Hiroyoshi Takeda is a Japanese national working in Tokyo as an artist. He drives around Tokyo in an auto, with pictures of Subramanya (https://youtu.be/AQABlZaHga4). He says that when he was a child, he had a book on Anthropology at home. “The book was about different countries around the world with beautiful pictures. Among all of them, I was very attracted to India. I was very interested in the magnificent temple sculptures and the different cultures that exist in India. After that, I always wanted to visit this land. “
When he was in high school, he decided to go to art school to become an artist. He did have some doubts though, wondering if it was normal for artists to go to art school to study art. Could people who do ordinary things, become artists. While reading a school catalogue, he found a vocational school which taught Hindi, and since his favourite art was in India, he decided to enroll in that school instead.
After studying Hindi at the Asian and African Language Institute, he visited South India. He says that one of the books that inspired him to visit India had a picture of the Madurai Meenakshi Temple “I like kolams on the front door, the great Carnatic music, folk performing arts, movies, festivals and much more. I like Indian culture and cooking very much. The endless variations inspire endless inquisitiveness. Tamil culture is strangely common to Japanese culture. At first glance, Japanese and Indian cultures look completely different, but there are a number of similarities” he says. In Chennai, not knowing the language, he felt isolated, but engaged himself painting huge walls, in street performances and avant-garde art from the 1960s and 1970s.
Takeda says he likes Indian folk paintings very much and when he first visited India, he visited the village of Warli. He says he also likes Madhubani paintings and Gond paintings.
He had a deep connection with India and formed the Indian unit Masala Wahler with his performing friends. In order to deepen his understanding, he began to learn Tamil. He has danced in various stages as a member of the Indian movie dance team "Sandoshan".
Since 2011, the main axis of his art has changed from primary color paintings with acrylic paints to fine pen drawings with ballpoint pens. “The reason is that you can draw wherever you are with the materials you can get at any time,” he says. The influence from India was reflected in the works, and the themes of ‘repetition’, ‘yin and yang’, ‘spiral’, Buddhism and Hinduism came to be expressed more. In 2014, he started woodblock woodblock prints, and in 2015 he began copperplate prints. From the end of 2017, he began using round pens and school pens instead of ballpoint pens, and again expressed them with a brush. His solo exhibitions are held once or twice a year. He also participates in various special exhibitions.

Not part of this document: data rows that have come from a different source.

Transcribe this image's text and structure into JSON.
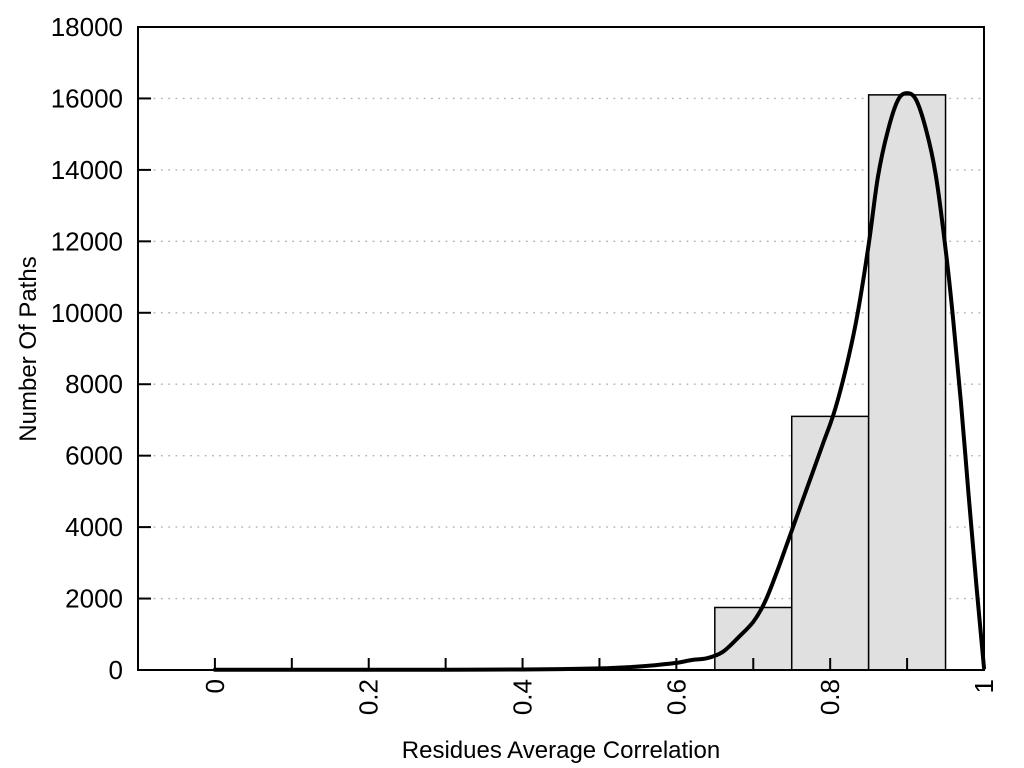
{
  "figure": {
    "background": "#ffffff",
    "plot_border_color": "#000000"
  },
  "chart_data": {
    "type": "histogram_with_fit_line",
    "title": "",
    "xlabel": "Residues Average Correlation",
    "ylabel": "Number Of Paths",
    "xlim": [
      -0.1,
      1.0
    ],
    "ylim": [
      0,
      18000
    ],
    "x_major_ticks": [
      0,
      0.1,
      0.2,
      0.3,
      0.4,
      0.5,
      0.6,
      0.7,
      0.8,
      0.9,
      1.0
    ],
    "x_labeled_ticks": [
      {
        "value": 0,
        "label": "0"
      },
      {
        "value": 0.2,
        "label": "0.2"
      },
      {
        "value": 0.4,
        "label": "0.4"
      },
      {
        "value": 0.6,
        "label": "0.6"
      },
      {
        "value": 0.8,
        "label": "0.8"
      },
      {
        "value": 1,
        "label": "1"
      }
    ],
    "x_tick_label_rotation_deg": -90,
    "y_ticks": [
      {
        "value": 0,
        "label": "0"
      },
      {
        "value": 2000,
        "label": "2000"
      },
      {
        "value": 4000,
        "label": "4000"
      },
      {
        "value": 6000,
        "label": "6000"
      },
      {
        "value": 8000,
        "label": "8000"
      },
      {
        "value": 10000,
        "label": "10000"
      },
      {
        "value": 12000,
        "label": "12000"
      },
      {
        "value": 14000,
        "label": "14000"
      },
      {
        "value": 16000,
        "label": "16000"
      },
      {
        "value": 18000,
        "label": "18000"
      }
    ],
    "grid": {
      "horizontal": true,
      "vertical": false,
      "style": "dotted",
      "color": "#b3b3b3"
    },
    "bars": [
      {
        "x_start": 0.65,
        "x_end": 0.75,
        "count": 1750
      },
      {
        "x_start": 0.75,
        "x_end": 0.85,
        "count": 7100
      },
      {
        "x_start": 0.85,
        "x_end": 0.95,
        "count": 16100
      }
    ],
    "bar_style": {
      "fill": "#e0e0e0",
      "stroke": "#000000"
    },
    "fit_curve": {
      "color": "#000000",
      "peak": {
        "x": 0.9,
        "y": 16150
      },
      "points": [
        [
          0.0,
          5
        ],
        [
          0.05,
          5
        ],
        [
          0.1,
          5
        ],
        [
          0.15,
          5
        ],
        [
          0.2,
          5
        ],
        [
          0.25,
          6
        ],
        [
          0.3,
          8
        ],
        [
          0.35,
          10
        ],
        [
          0.4,
          15
        ],
        [
          0.45,
          25
        ],
        [
          0.5,
          45
        ],
        [
          0.54,
          80
        ],
        [
          0.57,
          130
        ],
        [
          0.6,
          200
        ],
        [
          0.62,
          280
        ],
        [
          0.64,
          330
        ],
        [
          0.66,
          500
        ],
        [
          0.68,
          900
        ],
        [
          0.7,
          1350
        ],
        [
          0.715,
          1900
        ],
        [
          0.73,
          2700
        ],
        [
          0.745,
          3600
        ],
        [
          0.76,
          4500
        ],
        [
          0.775,
          5400
        ],
        [
          0.79,
          6300
        ],
        [
          0.805,
          7200
        ],
        [
          0.82,
          8400
        ],
        [
          0.835,
          9900
        ],
        [
          0.85,
          11900
        ],
        [
          0.862,
          13800
        ],
        [
          0.875,
          15100
        ],
        [
          0.888,
          15950
        ],
        [
          0.9,
          16150
        ],
        [
          0.912,
          15950
        ],
        [
          0.925,
          15100
        ],
        [
          0.937,
          13900
        ],
        [
          0.95,
          11800
        ],
        [
          0.96,
          9800
        ],
        [
          0.97,
          7500
        ],
        [
          0.98,
          4900
        ],
        [
          0.99,
          2400
        ],
        [
          1.0,
          60
        ]
      ]
    }
  }
}
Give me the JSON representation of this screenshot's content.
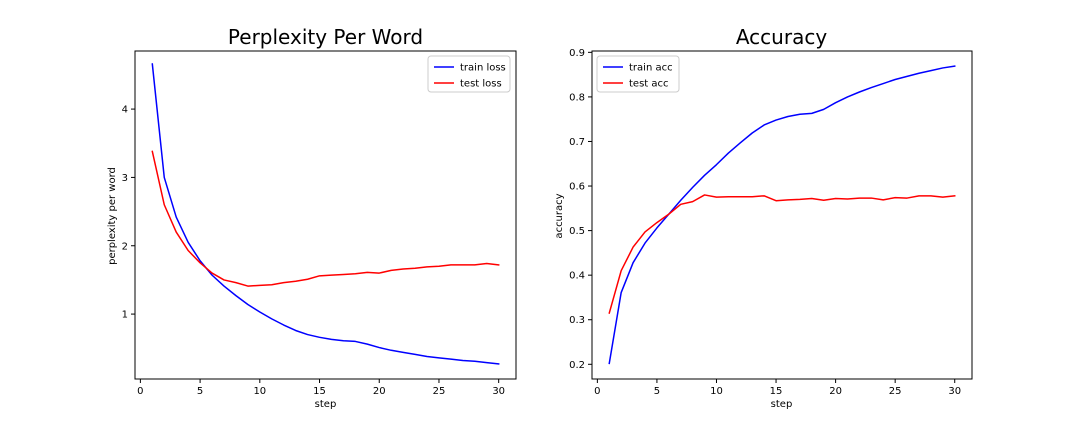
{
  "chart_data": [
    {
      "type": "line",
      "title": "Perplexity Per Word",
      "xlabel": "step",
      "ylabel": "perplexity per word",
      "xlim": [
        -0.45,
        31.45
      ],
      "ylim": [
        0.05,
        4.85
      ],
      "xticks": [
        0,
        5,
        10,
        15,
        20,
        25,
        30
      ],
      "yticks": [
        1,
        2,
        3,
        4
      ],
      "grid": false,
      "legend_position": "top-right",
      "x": [
        1,
        2,
        3,
        4,
        5,
        6,
        7,
        8,
        9,
        10,
        11,
        12,
        13,
        14,
        15,
        16,
        17,
        18,
        19,
        20,
        21,
        22,
        23,
        24,
        25,
        26,
        27,
        28,
        29,
        30
      ],
      "series": [
        {
          "name": "train loss",
          "color": "#0000ff",
          "values": [
            4.66,
            3.0,
            2.42,
            2.05,
            1.78,
            1.57,
            1.41,
            1.27,
            1.14,
            1.03,
            0.93,
            0.84,
            0.76,
            0.7,
            0.66,
            0.63,
            0.61,
            0.6,
            0.56,
            0.51,
            0.47,
            0.44,
            0.41,
            0.38,
            0.36,
            0.34,
            0.32,
            0.31,
            0.29,
            0.27
          ]
        },
        {
          "name": "test loss",
          "color": "#ff0000",
          "values": [
            3.38,
            2.6,
            2.2,
            1.93,
            1.75,
            1.6,
            1.5,
            1.46,
            1.41,
            1.42,
            1.43,
            1.46,
            1.48,
            1.51,
            1.56,
            1.57,
            1.58,
            1.59,
            1.61,
            1.6,
            1.64,
            1.66,
            1.67,
            1.69,
            1.7,
            1.72,
            1.72,
            1.72,
            1.74,
            1.72
          ]
        }
      ]
    },
    {
      "type": "line",
      "title": "Accuracy",
      "xlabel": "step",
      "ylabel": "accuracy",
      "xlim": [
        -0.45,
        31.45
      ],
      "ylim": [
        0.167,
        0.903
      ],
      "xticks": [
        0,
        5,
        10,
        15,
        20,
        25,
        30
      ],
      "yticks": [
        0.2,
        0.3,
        0.4,
        0.5,
        0.6,
        0.7,
        0.8,
        0.9
      ],
      "grid": false,
      "legend_position": "top-left",
      "x": [
        1,
        2,
        3,
        4,
        5,
        6,
        7,
        8,
        9,
        10,
        11,
        12,
        13,
        14,
        15,
        16,
        17,
        18,
        19,
        20,
        21,
        22,
        23,
        24,
        25,
        26,
        27,
        28,
        29,
        30
      ],
      "series": [
        {
          "name": "train acc",
          "color": "#0000ff",
          "values": [
            0.202,
            0.361,
            0.428,
            0.472,
            0.506,
            0.537,
            0.568,
            0.597,
            0.624,
            0.648,
            0.674,
            0.697,
            0.719,
            0.737,
            0.748,
            0.756,
            0.761,
            0.763,
            0.772,
            0.787,
            0.8,
            0.811,
            0.821,
            0.83,
            0.839,
            0.846,
            0.853,
            0.859,
            0.865,
            0.869
          ]
        },
        {
          "name": "test acc",
          "color": "#ff0000",
          "values": [
            0.315,
            0.41,
            0.463,
            0.497,
            0.518,
            0.537,
            0.559,
            0.565,
            0.58,
            0.575,
            0.576,
            0.576,
            0.576,
            0.578,
            0.567,
            0.569,
            0.57,
            0.572,
            0.568,
            0.572,
            0.571,
            0.573,
            0.573,
            0.569,
            0.574,
            0.573,
            0.578,
            0.578,
            0.575,
            0.578
          ]
        }
      ]
    }
  ]
}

Takeda says that he has had no specialized education in Japanese art or Indian art. “Both are so diverse that they cannot be expressed in one word. However, I feel that Japanese art has a great influence from India. Japan and India have an old connection through Buddhism. In Buddhism, Hindu gods are also introduced to Japan. In religious paintings, it seems that Indian motifs are drawn using Chinese brush technique.” The portrayal of nature, relationships with animals, myths, diversity, philosophy are common to both Indian and Japanese art, says Takeda.
Takeda always adds a short poem to his art work and he says people like these poems. In his solo exhibitions, he also makes clay works and people look forward to this. He loves painting elephants as he feels they are a symbol of nature. “Elephants are very intelligent, kind, sometimes dangerous and powerful. Drawing an elephant is a lot of fun. I also love drawing cows. Since animals do not have human facial expressions, they can be expressed without being limited to one. It's like the god's eyes on religious paintings.